In the cashless transaction creating an independent, 50-50 joint venture, Discovery will contribute its Discovery Health Channel, to be rebranded as OWN in late 2009 and simulcast in High Definition. The channel, launched in 1999, reaches more than 70 million cable and satellite subscribers.
Winfrey's company, Harpo, will kick in her website, Oprah.com, which the companies say tallies more than 6 million unique visitors and 80 million pageviews a month.
Winfrey will be chairman of the independent venture, to be named The Oprah Winfrey Network LLC, and wield full editorial control. She says the partners have candidates in mind to become CEO handling day-to-day operations.
She wants the new partnership to resemble her relationship with Hearst in publishing O, The Oprah Magazine.
"I am the voice of the magazine and the vision of the magazine, but I have people there who can execute that voice and vision," she says.
Her goal is to create a network "that will inspire and entertain people around issues of money, weight, health, relationships, spirit, helping people to raise their children and give back, teaching people to be all that they can be in the world," she says.
The new partners gave few details about what programming they'll run on OWN or how much they'll spend.
Discovery CEO David Zaslav says it will be "primarily non-fiction, but the overall programming strategy will be something that Oprah will put together."
Winfrey says until her contract with CBS-owned King World Productions expires in 2011 she can't put her syndicated show, or re-runs of it, on the new network.
"Eventually that will happen, we hope," she says.
OWN will differ from Oxygen, where she was a founding investor: "That channel did not reflect my voice," she says. "Shortly after the deal I took myself off the board."
She left open the possibility of working with other parts of her empire, which includes Harpo Films and Oprah's Books.

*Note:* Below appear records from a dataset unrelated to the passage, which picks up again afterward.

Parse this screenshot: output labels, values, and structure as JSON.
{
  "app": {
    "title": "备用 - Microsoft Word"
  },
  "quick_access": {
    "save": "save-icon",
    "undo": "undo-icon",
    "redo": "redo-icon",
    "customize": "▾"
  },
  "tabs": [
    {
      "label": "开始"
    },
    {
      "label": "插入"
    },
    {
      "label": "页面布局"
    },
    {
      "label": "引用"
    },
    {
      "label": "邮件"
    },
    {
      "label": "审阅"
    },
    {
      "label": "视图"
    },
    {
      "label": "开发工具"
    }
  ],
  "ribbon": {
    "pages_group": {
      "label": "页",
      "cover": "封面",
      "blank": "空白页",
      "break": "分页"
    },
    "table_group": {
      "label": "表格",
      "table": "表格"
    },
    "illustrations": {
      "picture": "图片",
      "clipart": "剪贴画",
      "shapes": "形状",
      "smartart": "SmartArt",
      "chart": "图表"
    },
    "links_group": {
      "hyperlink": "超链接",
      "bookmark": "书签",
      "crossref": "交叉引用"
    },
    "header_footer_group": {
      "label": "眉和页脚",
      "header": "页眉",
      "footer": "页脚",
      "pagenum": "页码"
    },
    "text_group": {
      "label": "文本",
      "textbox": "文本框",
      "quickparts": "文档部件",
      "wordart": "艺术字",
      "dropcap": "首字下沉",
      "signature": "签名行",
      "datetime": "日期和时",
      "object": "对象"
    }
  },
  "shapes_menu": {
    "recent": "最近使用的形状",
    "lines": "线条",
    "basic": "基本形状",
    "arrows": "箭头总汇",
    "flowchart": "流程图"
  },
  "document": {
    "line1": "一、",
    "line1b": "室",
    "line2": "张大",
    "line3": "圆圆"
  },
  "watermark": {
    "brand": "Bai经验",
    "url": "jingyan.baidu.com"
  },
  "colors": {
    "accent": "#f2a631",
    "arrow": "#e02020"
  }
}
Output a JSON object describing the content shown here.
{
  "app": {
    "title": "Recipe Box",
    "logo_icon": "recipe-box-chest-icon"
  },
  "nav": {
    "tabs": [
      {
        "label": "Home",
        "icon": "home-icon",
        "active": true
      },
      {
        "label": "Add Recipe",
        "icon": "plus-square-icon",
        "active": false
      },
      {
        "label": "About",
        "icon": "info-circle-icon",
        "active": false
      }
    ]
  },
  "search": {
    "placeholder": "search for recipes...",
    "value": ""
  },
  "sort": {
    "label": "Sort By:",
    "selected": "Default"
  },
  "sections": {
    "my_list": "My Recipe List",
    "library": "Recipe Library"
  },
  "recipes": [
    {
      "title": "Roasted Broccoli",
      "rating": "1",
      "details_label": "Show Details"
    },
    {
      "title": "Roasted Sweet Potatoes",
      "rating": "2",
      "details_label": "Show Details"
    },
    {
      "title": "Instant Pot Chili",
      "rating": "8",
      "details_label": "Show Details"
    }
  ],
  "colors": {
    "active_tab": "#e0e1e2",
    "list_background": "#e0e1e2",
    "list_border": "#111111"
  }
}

OWN could provide a boost for Discovery, where Zaslav is engaged in a whirlwind campaign to re-energize the company's middle-of-the-pack channels. This summer, for example, he'll convert Discovery Home into an environmentally oriented Planet Green network.
"We will put all of our resources at Discovery, domestically and internationally on all of our platforms, to try and push through (OWN's) mission," Zaslav says. "Our core mission is knowledge and curiosity, and this is right in our sweet spot."
Discovery Health also faced an uncertain future as cable and satellite companies look to reduce the fees they pay for channels that fail to attract big audiences.
With fewer than 200,000 viewers in prime time, Discovery Health made its first profit in 2007, with $7.4 million in cash flow on revenue of $141.8 million, according to estimates from research firm SNL Kagan.
"They need audiences to jump-start the network," says SNL Kagan analyst Derek Baine. "So the timing of the announcement is pretty good."
Zaslav also expects big improvements at Oprah.com, which he says "is in its adolescence." It primarily deals with topics raised on Winfrey's weekday show but will evolve into a companion tool for programming on OWN.
In a staff memo, he says Discovery's networks and websites will promote OWN and handle distribution. Discovery and Harpo will both provide ad sales services.
Discovery is in the process of going public and hasn't decided whether it will consolidate the venture into its financial reports.
Discovery Holdings DISCA is a publicly traded company that includes 66% of the non-voting equity in Discovery Communications.